It takes 5-10 years to write, test and productionize a database or filesystem. I...

derision · on Dec 27, 2019

> if you're writing a distributed database

is this really a requirement for all distributed databases or only decentralized databases? if I'm using a distributed database and I control all the nodes, if one of them is down I don't plan on spinning it back up (assuming the data is replicated across other nodes). I guess what I'm saying is if I need 20 nodes, I'm going to make sure I always have 20 nodes running.

teraflop · on Dec 28, 2019

Yes, this applies to any distributed system.

It's a basic truth about the computer networks that if you send a message to a machine and don't hear back, you don't know whether it's actually dead or just not able to communicate with you. If a machine finds itself in that situation, one option is to simply wait until the peer eventually comes back to life, or retries enough times to eventually get through.

If it takes any other action, it has to make sure that action is "safe" (w.r.t whatever guarantees it's trying to provide) under either scenario. That's all "partition tolerance" really is: a statement that you, as the developer, have a sort of burden of proof to make sure you've considered all the possible failure scenarios. (If that seems like a tautology, well, that's why we usually don't bother talking about the "P" in the CAP theorem.)

As your comment alludes to, one can often simplify the problem a bit by reducing the number of possible scenarios, by assuming that crashed nodes never recover, they're only replaced by new nodes. But that still doesn't make the problem go away. Unless your network (including both the hardware and the OS network stack!) is infallible, you can't reliably know whether a remote machine has crashed in the first place.

Consider the common situation where you want to provide some kind of transactional guarantees; for instance, transactions should appear to complete in causal order, and their effects should not disappear once committed. That implies that even if a node "looks" dead, it's not safe for another one to take over its role unless it's really, truly dead, or you would risk returning stale (transactionally invalid) results.

zamalek · on Dec 27, 2019

> design the database from the standpont of a node being down for a month.

It uses Raft, so this should be handled by nature. If you are referring to writes to said node (not that Raft would allow it), you are delving into CAP theorem and what you are suggesting is impossible (unless you don't care about consistency).

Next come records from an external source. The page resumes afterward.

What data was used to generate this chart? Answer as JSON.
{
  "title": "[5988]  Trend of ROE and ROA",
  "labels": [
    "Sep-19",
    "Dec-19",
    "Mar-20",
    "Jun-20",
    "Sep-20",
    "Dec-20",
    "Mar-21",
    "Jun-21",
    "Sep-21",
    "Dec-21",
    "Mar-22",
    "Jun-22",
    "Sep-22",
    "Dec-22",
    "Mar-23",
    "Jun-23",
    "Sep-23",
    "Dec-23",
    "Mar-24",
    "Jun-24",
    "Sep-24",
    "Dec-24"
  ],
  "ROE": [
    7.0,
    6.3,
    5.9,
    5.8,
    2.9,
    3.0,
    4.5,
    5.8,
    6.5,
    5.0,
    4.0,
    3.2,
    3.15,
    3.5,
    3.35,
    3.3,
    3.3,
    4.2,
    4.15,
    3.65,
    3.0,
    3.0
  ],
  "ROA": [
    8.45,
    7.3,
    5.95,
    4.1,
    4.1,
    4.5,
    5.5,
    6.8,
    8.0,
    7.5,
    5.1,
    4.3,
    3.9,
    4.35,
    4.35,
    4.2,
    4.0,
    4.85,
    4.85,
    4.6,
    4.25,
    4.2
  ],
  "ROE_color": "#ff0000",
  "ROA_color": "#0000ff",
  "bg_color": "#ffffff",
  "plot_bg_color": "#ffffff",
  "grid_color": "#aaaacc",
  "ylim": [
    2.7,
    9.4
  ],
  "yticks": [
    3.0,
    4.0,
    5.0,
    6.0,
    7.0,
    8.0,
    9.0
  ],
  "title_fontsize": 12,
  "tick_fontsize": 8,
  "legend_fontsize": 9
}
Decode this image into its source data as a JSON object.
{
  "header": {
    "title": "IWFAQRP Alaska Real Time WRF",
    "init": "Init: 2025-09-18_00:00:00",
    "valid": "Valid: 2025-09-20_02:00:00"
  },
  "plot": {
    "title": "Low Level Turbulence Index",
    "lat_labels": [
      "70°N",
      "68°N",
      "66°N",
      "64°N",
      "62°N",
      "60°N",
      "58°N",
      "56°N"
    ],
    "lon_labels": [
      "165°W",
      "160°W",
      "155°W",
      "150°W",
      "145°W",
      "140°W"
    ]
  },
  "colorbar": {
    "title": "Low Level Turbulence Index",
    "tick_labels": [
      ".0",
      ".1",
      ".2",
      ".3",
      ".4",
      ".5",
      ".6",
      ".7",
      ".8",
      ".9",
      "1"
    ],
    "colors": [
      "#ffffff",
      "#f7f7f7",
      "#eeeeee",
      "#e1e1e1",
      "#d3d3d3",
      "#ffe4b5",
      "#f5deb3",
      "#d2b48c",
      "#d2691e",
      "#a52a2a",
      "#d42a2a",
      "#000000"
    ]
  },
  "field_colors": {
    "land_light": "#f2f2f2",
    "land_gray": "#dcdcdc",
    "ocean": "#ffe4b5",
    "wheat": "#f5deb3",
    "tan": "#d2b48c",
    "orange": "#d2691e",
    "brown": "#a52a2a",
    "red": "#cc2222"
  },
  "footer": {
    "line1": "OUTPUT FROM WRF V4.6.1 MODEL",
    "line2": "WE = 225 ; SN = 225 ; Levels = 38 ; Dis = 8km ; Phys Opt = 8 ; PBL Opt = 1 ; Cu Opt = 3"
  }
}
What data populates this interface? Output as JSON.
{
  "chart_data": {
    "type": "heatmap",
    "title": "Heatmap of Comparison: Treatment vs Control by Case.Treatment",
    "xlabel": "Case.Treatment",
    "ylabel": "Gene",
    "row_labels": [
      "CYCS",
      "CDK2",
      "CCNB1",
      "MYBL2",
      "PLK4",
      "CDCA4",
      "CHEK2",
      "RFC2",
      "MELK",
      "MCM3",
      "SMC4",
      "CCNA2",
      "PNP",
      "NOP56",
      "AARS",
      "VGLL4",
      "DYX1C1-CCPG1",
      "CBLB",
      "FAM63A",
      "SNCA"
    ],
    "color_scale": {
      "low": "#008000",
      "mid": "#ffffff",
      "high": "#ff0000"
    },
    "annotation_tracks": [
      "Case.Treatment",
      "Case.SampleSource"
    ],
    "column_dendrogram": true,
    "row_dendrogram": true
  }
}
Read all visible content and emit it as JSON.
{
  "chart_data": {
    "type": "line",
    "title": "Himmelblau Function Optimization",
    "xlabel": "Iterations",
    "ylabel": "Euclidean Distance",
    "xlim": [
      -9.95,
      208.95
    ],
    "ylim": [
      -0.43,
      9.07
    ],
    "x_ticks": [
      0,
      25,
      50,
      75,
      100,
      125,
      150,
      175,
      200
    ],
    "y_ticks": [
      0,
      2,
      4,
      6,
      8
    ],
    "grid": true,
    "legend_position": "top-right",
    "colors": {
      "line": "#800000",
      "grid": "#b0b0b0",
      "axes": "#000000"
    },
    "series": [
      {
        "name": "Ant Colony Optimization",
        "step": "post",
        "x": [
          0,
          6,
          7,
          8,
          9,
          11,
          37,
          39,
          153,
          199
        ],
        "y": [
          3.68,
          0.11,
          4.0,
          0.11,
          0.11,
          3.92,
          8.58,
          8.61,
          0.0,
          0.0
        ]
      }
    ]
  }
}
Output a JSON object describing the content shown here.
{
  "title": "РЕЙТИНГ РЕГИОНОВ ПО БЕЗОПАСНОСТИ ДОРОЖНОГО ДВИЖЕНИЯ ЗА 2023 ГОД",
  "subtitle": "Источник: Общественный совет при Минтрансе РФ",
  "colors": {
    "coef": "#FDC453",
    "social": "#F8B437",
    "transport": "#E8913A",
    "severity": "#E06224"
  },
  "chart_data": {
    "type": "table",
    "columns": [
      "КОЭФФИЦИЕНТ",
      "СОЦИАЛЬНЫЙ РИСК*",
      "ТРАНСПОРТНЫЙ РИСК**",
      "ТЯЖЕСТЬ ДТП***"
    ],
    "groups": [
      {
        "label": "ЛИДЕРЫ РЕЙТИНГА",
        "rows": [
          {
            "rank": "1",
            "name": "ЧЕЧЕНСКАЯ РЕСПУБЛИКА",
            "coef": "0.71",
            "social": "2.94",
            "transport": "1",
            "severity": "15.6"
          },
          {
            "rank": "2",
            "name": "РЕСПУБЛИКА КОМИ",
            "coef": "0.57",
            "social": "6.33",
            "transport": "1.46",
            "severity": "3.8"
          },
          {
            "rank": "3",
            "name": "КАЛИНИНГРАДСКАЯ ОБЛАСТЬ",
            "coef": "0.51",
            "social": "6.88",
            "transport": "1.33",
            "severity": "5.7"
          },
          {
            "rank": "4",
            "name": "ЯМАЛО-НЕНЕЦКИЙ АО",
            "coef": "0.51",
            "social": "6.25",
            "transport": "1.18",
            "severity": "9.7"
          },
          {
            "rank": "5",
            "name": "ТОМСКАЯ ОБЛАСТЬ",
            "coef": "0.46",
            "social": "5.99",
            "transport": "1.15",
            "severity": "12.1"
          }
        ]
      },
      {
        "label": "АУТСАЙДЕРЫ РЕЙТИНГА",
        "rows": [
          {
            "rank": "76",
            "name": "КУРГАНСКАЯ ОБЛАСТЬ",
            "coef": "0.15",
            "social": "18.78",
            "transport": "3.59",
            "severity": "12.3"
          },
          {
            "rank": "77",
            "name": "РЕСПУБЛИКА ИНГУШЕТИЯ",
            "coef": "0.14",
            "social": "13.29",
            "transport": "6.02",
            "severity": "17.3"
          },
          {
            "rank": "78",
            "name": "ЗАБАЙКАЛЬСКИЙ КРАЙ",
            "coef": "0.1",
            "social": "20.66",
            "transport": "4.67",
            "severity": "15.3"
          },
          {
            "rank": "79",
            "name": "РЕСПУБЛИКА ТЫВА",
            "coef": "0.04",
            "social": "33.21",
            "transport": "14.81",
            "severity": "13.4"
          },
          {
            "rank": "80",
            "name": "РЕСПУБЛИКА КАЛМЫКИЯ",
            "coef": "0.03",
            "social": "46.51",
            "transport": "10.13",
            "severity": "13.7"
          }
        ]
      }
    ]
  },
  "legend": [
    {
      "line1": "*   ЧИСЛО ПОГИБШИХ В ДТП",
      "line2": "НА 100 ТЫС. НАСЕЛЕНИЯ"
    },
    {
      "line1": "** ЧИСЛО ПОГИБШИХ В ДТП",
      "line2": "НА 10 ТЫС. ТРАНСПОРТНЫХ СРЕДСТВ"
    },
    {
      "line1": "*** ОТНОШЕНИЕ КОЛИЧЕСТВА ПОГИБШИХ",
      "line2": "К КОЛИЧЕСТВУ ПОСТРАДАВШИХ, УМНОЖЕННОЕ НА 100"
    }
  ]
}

zbentley · on Dec 28, 2019

Raft is a consensus protocol. It doesn't handle what you actually do during long partitions (stop writes if quorum is lost? Indicate that consistency may be compromised in some other way?) Or how to handle long-lost nodes rejoining (do they rejoin no matter how long they've been gone and service stale reads? Does the cluster "forget" them after some period of time? If so, how do you synchronize the act of forgetting so you don't end up in split brain if only some healthy nodes have forgotten their long-lost brother when it comes back online?)

Raft is not "use this library and your distributed system Just Works". It's a low level building block, like TLS--and nobody says "just use OpenSSL and your app is fully secure".